Oh dear, the boy had laughed at him! What a disrespectful kid! Then again, he had just used a simple misunderstanding as an excuse to carry a house and frighten an entire section of Konoha, so it was justified. Even so, Kuro usually made sure to use these situations to show his power. In this instance, he would be far more lenient than his norm. In this particular case, Kuro decided not to simply pick the house back up and drop it on the boy, saying it was training, as he had done with his previous students. No, this time Kuro did something that would make almost no sense at any point further. After the boy spoke, Kuro opened his mouth, revealing a gaping black hole to the world, only to turn his head to the side and cough. Except, as he coughed, a bird flew out of his mouth. Not just any bird either, no. The bird which flew from his mouth was nothing less than a fully grown Bald Eagle. The majestic bird, apparently not caring that it had just flown out of the mouth of Madness, flew away, only to smash into an ANBU, before plummeting to its death, clawing the ANBU, who fell with it, all the while.

Kuro turned back to face the boy, his face completely blank. "I suppose I could teach you a thing or two." He spoke, utterly ignoring the eagle he had just let loose. "Tell me three things first. What is your goal for this training, what do you know of Fuinjutsu?" The questions seemed harmless enough, but their true purpose was even more fucking obvious to anyone with more than six cells for a brain. The fact that anyone would consider those questions to have no barely-but-still-hidden purpose was ridiculous! Kuro found the entirety of Civilian culture to be foolish for things of that nature. At least they were decent with obvious facts, though.

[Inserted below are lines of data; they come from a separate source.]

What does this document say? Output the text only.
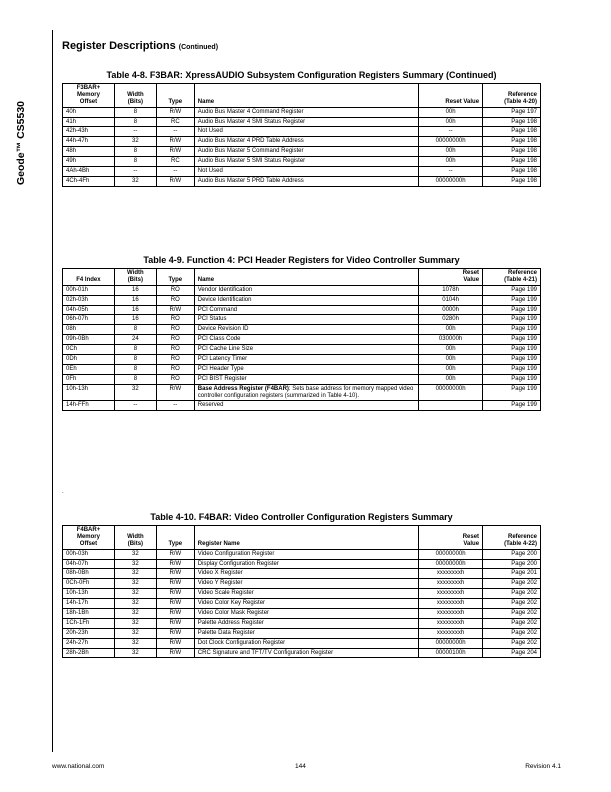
Geode™ CS5530
Register Descriptions (Continued)
Table 4-8. F3BAR: XpressAUDIO Subsystem Configuration Registers Summary (Continued)
F3BAR+
Memory
Offset	Width
(Bits)	Type	Name	Reset Value	Reference
(Table 4-20)
40h	8	R/W	Audio Bus Master 4 Command Register	00h	Page 197
41h	8	RC	Audio Bus Master 4 SMI Status Register	00h	Page 198
42h-43h	--	--	Not Used	--	Page 198
44h-47h	32	R/W	Audio Bus Master 4 PRD Table Address	00000000h	Page 198
48h	8	R/W	Audio Bus Master 5 Command Register	00h	Page 198
49h	8	RC	Audio Bus Master 5 SMI Status Register	00h	Page 198
4Ah-4Bh	--	--	Not Used	--	Page 198
4Ch-4Fh	32	R/W	Audio Bus Master 5 PRD Table Address	00000000h	Page 198
Table 4-9. Function 4: PCI Header Registers for Video Controller Summary
F4 Index	Width
(Bits)	Type	Name	Reset
Value	Reference
(Table 4-21)
00h-01h	16	RO	Vendor Identification	1078h	Page 199
02h-03h	16	RO	Device Identification	0104h	Page 199
04h-05h	16	R/W	PCI Command	0000h	Page 199
06h-07h	16	RO	PCI Status	0280h	Page 199
08h	8	RO	Device Revision ID	00h	Page 199
09h-0Bh	24	RO	PCI Class Code	030000h	Page 199
0Ch	8	RO	PCI Cache Line Size	00h	Page 199
0Dh	8	RO	PCI Latency Timer	00h	Page 199
0Eh	8	RO	PCI Header Type	00h	Page 199
0Fh	8	RO	PCI BIST Register	00h	Page 199
10h-13h	32	R/W	Base Address Register (F4BAR): Sets base address for memory mapped video controller configuration registers (summarized in Table 4-10).	00000000h	Page 199
14h-FFh	--	--	Reserved		Page 199
.
Table 4-10. F4BAR: Video Controller Configuration Registers Summary
F4BAR+
Memory
Offset	Width
(Bits)	Type	Register Name	Reset
Value	Reference
(Table 4-22)
00h-03h	32	R/W	Video Configuration Register	00000000h	Page 200
04h-07h	32	R/W	Display Configuration Register	00000000h	Page 200
08h-0Bh	32	R/W	Video X Register	xxxxxxxxh	Page 201
0Ch-0Fh	32	R/W	Video Y Register	xxxxxxxxh	Page 202
10h-13h	32	R/W	Video Scale Register	xxxxxxxxh	Page 202
14h-17h	32	R/W	Video Color Key Register	xxxxxxxxh	Page 202
18h-1Bh	32	R/W	Video Color Mask Register	xxxxxxxxh	Page 202
1Ch-1Fh	32	R/W	Palette Address Register	xxxxxxxxh	Page 202
20h-23h	32	R/W	Palette Data Register	xxxxxxxxh	Page 202
24h-27h	32	R/W	Dot Clock Configuration Register	00000000h	Page 202
28h-2Bh	32	R/W	CRC Signature and TFT/TV Configuration Register	00000100h	Page 204
www.national.com	144	Revision 4.1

Kuro had to ponder whether or not Jinhai would make a good student, since his past few had failed in explosive ways. One of those students had failed in a literally explosive way, destroying an entire building because he decided that the Void Seal would make a lovely decoration. Or maybe Kuro's training drove him to suicide, no one was quite sure. Kuro attempted to explain his training method to the judge, but said judge later committed seppuku, for completely unrelated reasons, of course. The next judge had not even bothered to call Kuro in, simply deeming it a suicide after hearing why a new judge was needed. Of course that had been back when Kuro was technically a civilian, rather than a Konoha Shinobi.

Kuro decided to finish his earlier question, with one final question. This question was no doubt the most important thing Jinhai would ever be asked, and it would certainly dictate how his life went from here on out. Indeed, if Jinhai answered this question incorrectly, Kuro would be done with him for eternity. "WHAT" Kuro leaned forward, towards Jinhai. "IS" He leaned even closer now, being too close for comfort for most people. "YOUR" Kuro was now only six inches away from Jinhai, probably making the poor boy very frightened, or creeped out. "NAME?!" Kuro leaned back to his normal position, face as blank as before, ignoring that he had purposefully attempted to scare and/or freak Jinhai out.